Hated Estate Tax Valuation Rules On Trump's Hit List

The fight to block Obama-era proposed rules that family business owners say will wreak havoc on their legacy plans is heating up again.

In response to President Trump’s executive order to reduce tax regulatory burdens, the U.S. Treasury has identified the valuation rules as a significant and ripe for review in an interim report. It’s accepting comments through August 7 on whether the rules should be rescinded or modified.

A final report to the President is promised by Sept. 17.

The proposed rules, “Restrictions on Liquidation of an Interest for Estate, Gift and Generation-Skipping Transfer Taxes” under Section 2704, would curb valuation discounts and mean increased estate taxes on the deaths of owners of family businesses.

Proponents say the rules would close a tax loophole for the wealthy. With valuation discounts, you can pass more on to your heirs free of gift tax and estate tax by putting a lower value on what you’re giving away. Estate planners and their clients cried foul when the rules were proposed last August, and in Treasury hearings in December. They say there are legitimate reasons for the use of discounts, and that the proposed rules shouldn’t apply to family operating businesses in any case. (Discounts in the case of family limited partnerships holding securities, by contrast, are arguably more ripe for abuse and regulation.)

The Family Business Coalition, for example, has already filed comments, renewing its call for a complete withdrawal of the proposed rules. “The regulations would remove important tools business owners use to adjust for lack of control and marketability when valuing minority shares of a small business,” according to the comments.

Will the rules ever see the light of day? “Unlikely,” says Richard Dees, a trusts lawyer with McDermott Will & Emery in Chicago.

What about a modified version? “If they give dispensation to family operating businesses, does that annihilate the regs?” asks Diana Zeydel, a trusts lawyer with Greenberg Traurig in Miami.

Would all of this be moot if President Trump succeeds in killing the estate tax? You can’t count on repeal being permanent anyway, suggests Zeydel. “For the most part, people are just proceeding as usual.” That means doing transactions like sales to defective grantor trusts and GRATs, methods that move the wealth forward without incurring gift tax.

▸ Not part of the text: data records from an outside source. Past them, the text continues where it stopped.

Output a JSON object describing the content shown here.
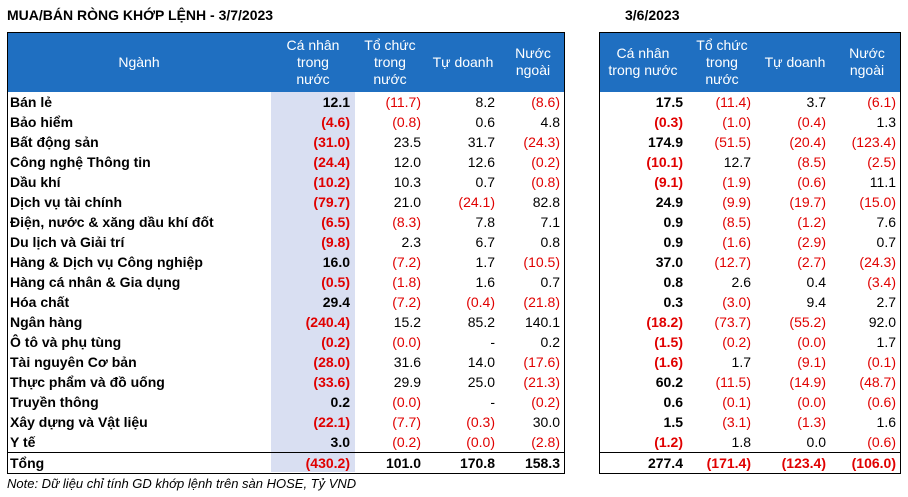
{
  "title_left": "MUA/BÁN RÒNG KHỚP LỆNH - 3/7/2023",
  "title_right": "3/6/2023",
  "headers": {
    "sector": "Ngành",
    "ca_nhan": "Cá nhân\ntrong\nnước",
    "to_chuc": "Tổ chức\ntrong\nnước",
    "tu_doanh": "Tự doanh",
    "nuoc_ngoai": "Nước\nngoài",
    "ca_nhan_r": "Cá nhân\ntrong nước",
    "to_chuc_r": "Tổ chức\ntrong\nnước",
    "tu_doanh_r": "Tự doanh",
    "nuoc_ngoai_r": "Nước\nngoài"
  },
  "rows": [
    {
      "sector": "Bán lẻ",
      "l": [
        "12.1",
        "(11.7)",
        "8.2",
        "(8.6)"
      ],
      "r": [
        "17.5",
        "(11.4)",
        "3.7",
        "(6.1)"
      ]
    },
    {
      "sector": "Bảo hiểm",
      "l": [
        "(4.6)",
        "(0.8)",
        "0.6",
        "4.8"
      ],
      "r": [
        "(0.3)",
        "(1.0)",
        "(0.4)",
        "1.3"
      ]
    },
    {
      "sector": "Bất động sản",
      "l": [
        "(31.0)",
        "23.5",
        "31.7",
        "(24.3)"
      ],
      "r": [
        "174.9",
        "(51.5)",
        "(20.4)",
        "(123.4)"
      ]
    },
    {
      "sector": "Công nghệ Thông tin",
      "l": [
        "(24.4)",
        "12.0",
        "12.6",
        "(0.2)"
      ],
      "r": [
        "(10.1)",
        "12.7",
        "(8.5)",
        "(2.5)"
      ]
    },
    {
      "sector": "Dầu khí",
      "l": [
        "(10.2)",
        "10.3",
        "0.7",
        "(0.8)"
      ],
      "r": [
        "(9.1)",
        "(1.9)",
        "(0.6)",
        "11.1"
      ]
    },
    {
      "sector": "Dịch vụ tài chính",
      "l": [
        "(79.7)",
        "21.0",
        "(24.1)",
        "82.8"
      ],
      "r": [
        "24.9",
        "(9.9)",
        "(19.7)",
        "(15.0)"
      ]
    },
    {
      "sector": "Điện, nước & xăng dầu khí đốt",
      "l": [
        "(6.5)",
        "(8.3)",
        "7.8",
        "7.1"
      ],
      "r": [
        "0.9",
        "(8.5)",
        "(1.2)",
        "7.6"
      ]
    },
    {
      "sector": "Du lịch và Giải trí",
      "l": [
        "(9.8)",
        "2.3",
        "6.7",
        "0.8"
      ],
      "r": [
        "0.9",
        "(1.6)",
        "(2.9)",
        "0.7"
      ]
    },
    {
      "sector": "Hàng & Dịch vụ Công nghiệp",
      "l": [
        "16.0",
        "(7.2)",
        "1.7",
        "(10.5)"
      ],
      "r": [
        "37.0",
        "(12.7)",
        "(2.7)",
        "(24.3)"
      ]
    },
    {
      "sector": "Hàng cá nhân & Gia dụng",
      "l": [
        "(0.5)",
        "(1.8)",
        "1.6",
        "0.7"
      ],
      "r": [
        "0.8",
        "2.6",
        "0.4",
        "(3.4)"
      ]
    },
    {
      "sector": "Hóa chất",
      "l": [
        "29.4",
        "(7.2)",
        "(0.4)",
        "(21.8)"
      ],
      "r": [
        "0.3",
        "(3.0)",
        "9.4",
        "2.7"
      ]
    },
    {
      "sector": "Ngân hàng",
      "l": [
        "(240.4)",
        "15.2",
        "85.2",
        "140.1"
      ],
      "r": [
        "(18.2)",
        "(73.7)",
        "(55.2)",
        "92.0"
      ]
    },
    {
      "sector": "Ô tô và phụ tùng",
      "l": [
        "(0.2)",
        "(0.0)",
        "-",
        "0.2"
      ],
      "r": [
        "(1.5)",
        "(0.2)",
        "(0.0)",
        "1.7"
      ]
    },
    {
      "sector": "Tài nguyên Cơ bản",
      "l": [
        "(28.0)",
        "31.6",
        "14.0",
        "(17.6)"
      ],
      "r": [
        "(1.6)",
        "1.7",
        "(9.1)",
        "(0.1)"
      ]
    },
    {
      "sector": "Thực phẩm và đồ uống",
      "l": [
        "(33.6)",
        "29.9",
        "25.0",
        "(21.3)"
      ],
      "r": [
        "60.2",
        "(11.5)",
        "(14.9)",
        "(48.7)"
      ]
    },
    {
      "sector": "Truyền thông",
      "l": [
        "0.2",
        "(0.0)",
        "-",
        "(0.2)"
      ],
      "r": [
        "0.6",
        "(0.1)",
        "(0.0)",
        "(0.6)"
      ]
    },
    {
      "sector": "Xây dựng và Vật liệu",
      "l": [
        "(22.1)",
        "(7.7)",
        "(0.3)",
        "30.0"
      ],
      "r": [
        "1.5",
        "(3.1)",
        "(1.3)",
        "1.6"
      ]
    },
    {
      "sector": "Y tế",
      "l": [
        "3.0",
        "(0.2)",
        "(0.0)",
        "(2.8)"
      ],
      "r": [
        "(1.2)",
        "1.8",
        "0.0",
        "(0.6)"
      ]
    }
  ],
  "total": {
    "sector": "Tổng",
    "l": [
      "(430.2)",
      "101.0",
      "170.8",
      "158.3"
    ],
    "r": [
      "277.4",
      "(171.4)",
      "(123.4)",
      "(106.0)"
    ]
  },
  "note": "Note: Dữ liệu chỉ tính GD khớp lệnh trên sàn HOSE, Tỷ VND",
  "colors": {
    "header_bg": "#1f6fc1",
    "highlight": "#d9dff2",
    "negative": "#e00000"
  }
}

Most people are taking valuations based on principles of current law, regardless of the proposed regulations, Zeydel says. Note: if you take a position on your tax return that’s contrary to proposed rules, you have to signal that. So you get a qualified appraisal, you file a gift tax return and make an “adequate disclosure.” That’s key. A recent IRS chief counsel memo found that gift tax could be assessed retroactively in years where no gift tax returns had been filed, and another year was open for assessment because the gifts were not adequately disclosed on the return.

You don’t want to be too aggressive in transferring assets, Dees warns, because the IRS could dispute your valuation on audit. If the IRS is successful, you’d owe gift tax. That could turn out to have been unnecessary if the estate tax is repealed. “Uncertainty always creates hesitation to be aggressive in giving when you don’t know what the law’s going to be next year,” he says.